Torqeedo, the firm which developed the propulsion system, said it is designed to withstand heavy g-forces in a freefall launch.
The model can run for 30 minutes at full speed, followed by another 10 hours at 50% of top speed.
The system is a 50kilowatt motor, which produces the equivalent of 80 horsepower.
Verhoef estimates it will reduce costs by up to 95% from traditional combustion-powered models, removing issues like the need to transport and handle diesel fuel.
As well as oil and gas, the developers are hoping to bring the technology to the shipping and cruise industries.
CEO of Torqeedo, Christoph Ballin, said: “These lifeboats must be ready to launch in an emergency at any time of day or night, capable of surviving the shock and vibration of launch from a high platform and deliver passengers to safety.”

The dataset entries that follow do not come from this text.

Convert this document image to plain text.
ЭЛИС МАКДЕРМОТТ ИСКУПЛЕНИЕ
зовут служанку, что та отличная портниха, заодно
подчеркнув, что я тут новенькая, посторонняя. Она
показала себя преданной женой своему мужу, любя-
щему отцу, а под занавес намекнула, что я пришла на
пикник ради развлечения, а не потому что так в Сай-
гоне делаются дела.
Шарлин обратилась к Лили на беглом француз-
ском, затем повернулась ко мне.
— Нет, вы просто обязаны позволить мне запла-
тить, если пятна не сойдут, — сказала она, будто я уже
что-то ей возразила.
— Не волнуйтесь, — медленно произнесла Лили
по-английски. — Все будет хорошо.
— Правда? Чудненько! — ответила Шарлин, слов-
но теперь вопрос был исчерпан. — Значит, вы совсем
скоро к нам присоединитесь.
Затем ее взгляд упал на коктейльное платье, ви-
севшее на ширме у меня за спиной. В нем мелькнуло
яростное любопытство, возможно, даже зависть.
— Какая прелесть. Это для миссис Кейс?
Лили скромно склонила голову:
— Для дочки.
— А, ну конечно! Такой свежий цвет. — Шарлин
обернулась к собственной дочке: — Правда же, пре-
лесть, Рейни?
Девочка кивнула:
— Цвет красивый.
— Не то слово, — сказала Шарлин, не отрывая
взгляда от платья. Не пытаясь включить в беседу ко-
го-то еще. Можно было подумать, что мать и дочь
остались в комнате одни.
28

Verhoef CEO, Martin Verhoef, said: “This is what the industry has been waiting for to reduce their OPEX and carbon footprint. We are convinced that electric propulsion will be the wave of the future for lifeboat technology.
“While we are focusing initially on applications like oil platforms, which have shorter distances to travel to reach shore, we believe this technology will also ultimately transform the shipping and cruise industry as well.”